Nessa esteira, temos percebido através de nossas conversas com Construtechs e proptechs (entrevistamos mais de 200 cases ao longo do último ano), que existem iniciativas brilhantes, com equipes altamente qualificadas, procurando viabilizar modelos de negócios inovadores e que tem o potencial verdadeiro de alterar a “cara” do nosso mercado. Temos como propósito fomentar a inovação no setor, seja investindo, criando, mentorando ou conectando startups e players do setor. Assim como nós, este ecossistema possui inúmeros outros agentes, e vem se tornando maior, mais robusto e mais consistente a cada ano.
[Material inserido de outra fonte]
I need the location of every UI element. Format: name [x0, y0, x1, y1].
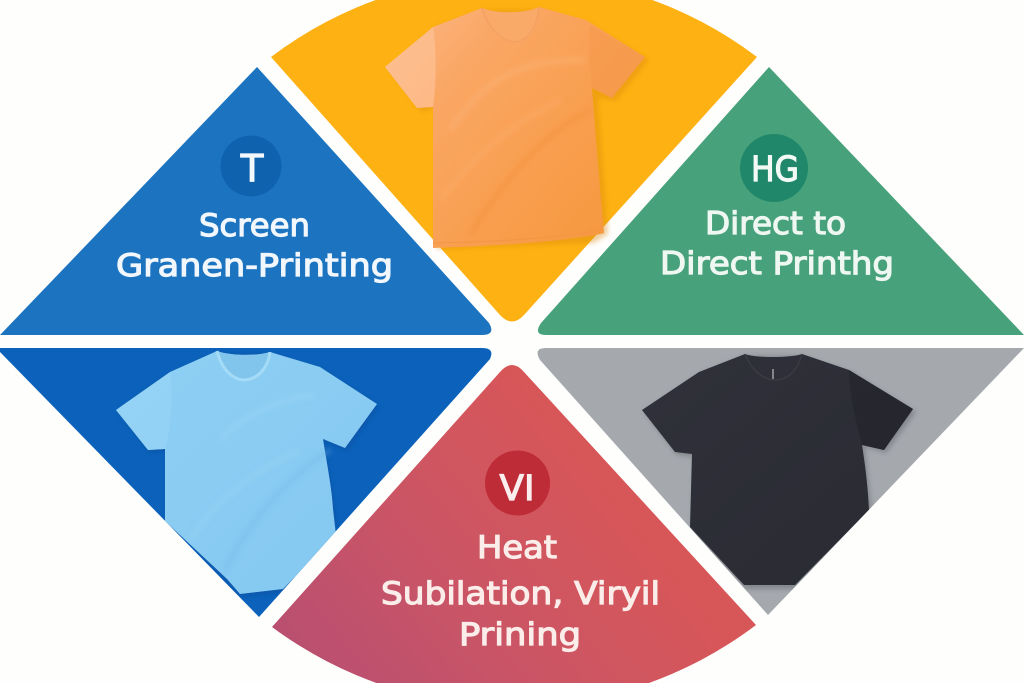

Com toda certeza, em algumas áreas a possibilidade de inovação e disrupção é mais visível, como em intermediações, (compra, venda e aluguel), uber-ização e tinder-ização de negócios, coworking e coliving, segmentos ligados ao desenvolvimento imobiliário (ferramentas de busca de terrenos, primeira ocupação e reformas, retrofits, modelagem em 3D e gestão de projetos), tecnologias de impacto ambiental e gestão de carteiras.
As oportunidades para empreendedores, profissionais, prestadores de serviços e fornecedores são imensas. A onda está apenas em seu começo, e a quantidade de investimento disponível através de fundos de venture capital e anjos para o setor tem crescido ano após ano. Em 2019, o Brasil atingiu o marco de 1.9 bilhões de reais investidos nos 26 principais deals do setor (Fonte: Terracota Ventures, fevereiro de 2020).
Hoje, mesmo nas áreas mais “hardcore” do setor, como tecnologias para cadeias construtivas e industrialização, temos notado bastante avanço. A maioria das grandes empresas, bem como a cadeia de suprimentos relacionada ao setor, têm investido constantemente em programas de inovação e feito um esforço de desenvolvimento e pesquisa em níveis nunca antes vistos. Com certeza, a transformação se dará de forma muito rápida, e a sobrevivência das empresas estará associada ao quanto elas estarão preparadas para esse novo mundo em um futuro muito próximo.
Tenho uma longa carreira executiva no setor imobiliário, e vejo com satisfação que o rótulo de “setor conservador” e “arcaico” está mudando rapidamente. Como setor, estamos nos preparando muito bem para estar no “olho do furacão”.
É um ambiente novo, fascinante, que oferece inúmeras oportunidades e alternativas, com muitas possibilidades de fazermos algo de fato relevante para a melhora do nosso mundo.